[RFC] Runtime Op Verification

We currently have static op verifiers that check for violated op invariants / assumptions based on static program information.

Op verifiers are unable to detect certain cases where an op may turn out to be invalid at runtime. Such cases are hard to debug because they can crash the program execution at a seemingly unrelated position or (even worse) compute an invalid result without crashing.

Example: memref::ExpandShapeOp

Invalid at compile time: memref.expand_shape %m [[0, 1]] : memref<11xf32> into memref<2x5xf32>

Valid at compile time (because we do not know any better): memref.expand_shape %m [[0, 1]] : memref<?xf32> into memref<?x5xf32>. This op may or may not be valid at runtime depending on the runtime shape of %m.

Example: memref::CastOp

Invalid at compile time: memref.cast %m : memref<2xf32> into memref<5xf32>

Valid at compile time (because we do not know any better): memref.cast %m : memref<?xf32> into memref<5xf32>.
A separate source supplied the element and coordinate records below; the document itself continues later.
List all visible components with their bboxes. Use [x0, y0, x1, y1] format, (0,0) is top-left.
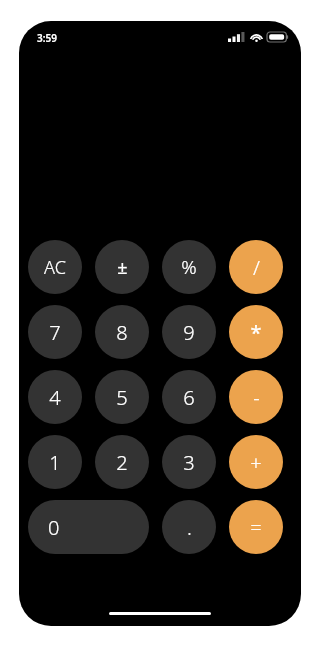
- staticText: -: [253, 384, 260, 411]
- button[interactable]: /: [229, 240, 283, 294]
- button[interactable]: 0: [28, 500, 149, 554]
- button[interactable]: 7: [28, 305, 82, 359]
- button[interactable]: %: [162, 240, 216, 294]
- staticText: *: [250, 319, 262, 346]
- staticText: 6: [183, 384, 195, 411]
- button[interactable]: *: [229, 305, 283, 359]
- button[interactable]: 6: [162, 370, 216, 424]
- staticText: %: [181, 254, 197, 280]
- staticText: 4: [49, 384, 61, 411]
- button[interactable]: 8: [95, 305, 149, 359]
- staticText: 3: [183, 449, 195, 476]
- staticText: 0: [48, 514, 60, 541]
- button[interactable]: =: [229, 500, 283, 554]
- button[interactable]: ±: [95, 240, 149, 294]
- staticText: ±: [117, 255, 128, 280]
- button[interactable]: .: [162, 500, 216, 554]
- staticText: .: [187, 514, 192, 541]
- button[interactable]: 1: [28, 435, 82, 489]
- button[interactable]: 4: [28, 370, 82, 424]
- button[interactable]: 2: [95, 435, 149, 489]
- staticText: +: [250, 449, 262, 476]
- button[interactable]: -: [229, 370, 283, 424]
- staticText: AC: [44, 255, 66, 280]
- staticText: 8: [116, 319, 128, 346]
- staticText: /: [253, 254, 260, 281]
- button[interactable]: AC: [28, 240, 82, 294]
- staticText: 2: [116, 449, 128, 476]
- staticText: 5: [116, 384, 128, 411]
- staticText: =: [250, 514, 262, 541]
- staticText: 1: [49, 449, 61, 476]
- button[interactable]: 3: [162, 435, 216, 489]
- button[interactable]: 5: [95, 370, 149, 424]
- staticText: 9: [183, 319, 195, 346]
- button[interactable]: 9: [162, 305, 216, 359]
- staticText: 3:59: [37, 31, 57, 45]
- button[interactable]: +: [229, 435, 283, 489]
- staticText: 7: [49, 319, 61, 346]
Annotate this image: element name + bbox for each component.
Example: memref::CollapseShapeOp

Non-contiguous dimensions cannot be collapsed. This is easy to detect when all dimensions and strides are static, but not can only be detected at runtime in the dynamic case.

Op documentation sometimes contains lingo such as “it acts as an assertion that fails at runtime” (memref.cast), but in practice such assertions are often not generated.
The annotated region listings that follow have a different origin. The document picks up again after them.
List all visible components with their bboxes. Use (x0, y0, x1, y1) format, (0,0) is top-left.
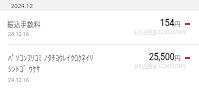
staticText: ﾊﾟｿｺﾝﾌﾘｺﾐ ﾉﾀﾁﾖｳﾚｲｸﾛｸﾈｲﾘ (8, 52, 94, 63)
staticText: 振込手数料 (7, 19, 41, 29)
staticText: 25,500円 (149, 52, 181, 62)
staticText: お引出残高 12,345,678円 (134, 29, 186, 36)
staticText: 154円 (160, 18, 181, 28)
button[interactable]: 振込手数料 (0, 11, 199, 44)
staticText: 24.12.16 (8, 31, 30, 37)
staticText: 2024.12 (11, 2, 33, 9)
button[interactable]: ﾊﾟｿｺﾝﾌﾘｺﾐ ﾉﾀﾁﾖｳﾚｲｸﾛｸﾈｲﾘ (0, 45, 199, 90)
staticText: ｼﾝﾄｺﾞ ｳｹｻ (8, 63, 41, 74)
staticText: 24.12.16 (8, 77, 30, 83)
staticText: お引出残高 12,345,678円 (134, 63, 186, 70)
Proposal: ⚙ D138576 [mlir] Add RuntimeVerifiableOpInterface and transform

Add a new op interface RuntimeVerifiableOpInterface that can be implemented by ops that provide runtime verification. The interface has one method:

/// Generate IR to verify this op at runtime. Abort runtime execution if
/// verification fails. Return `success` if the runtime verification IR was
/// successfully built.
LogicalResult runtimeVerify(OpBuilder &b, Location loc);

A typical implementation of runtimeVerify may compute some checks and pass the result into cf.assert.

Runtime verifiers are not expected to verify assumptions that can be verified statically.

Runtime verification can be computationally expensive (e.g., for memref::CollapseShape), so the IR is only generated on an opt-in basis by running -runtime-op-verify.

Alternative considered

Generate assertions during the lowering to LLVM. Example for memref::CollapseShapeOp: ⚙ D138444 [mlir][LLVM] Add runtime debug assertions for memref::CollapseShapeOp.

Disadvantages:

  • Works only for LLVM backend. (Must be implemented separately for every backend.)
  • Tedious to write LLVMIR, esp. when there are loops involved.
  • Only works for ops that lower directly to LLVM.

@River707 @mehdi_amini @nicolasvasilache @ftynse @herhut @aartbik @_sean_silva @jpienaar @qcolombet

4 Likes

I love this concept: we are basically offering a multi-level UBSAN interface where each dialect can add runtime assertions for the current invariant at a given level of abstractions :slight_smile:
Something important for a good usability would be to have the runtime support to take good custom error messages with the failures.

3 Likes

As someone mentally preparing myself for a lot of dynamic shape codegen work next year, I’m a big fan of this. However, I wonder about leaving out the assertion part of this interface. My reasoning for this is that assertions provide more strict barriers to optimizations, and assertions can only be used as assertions.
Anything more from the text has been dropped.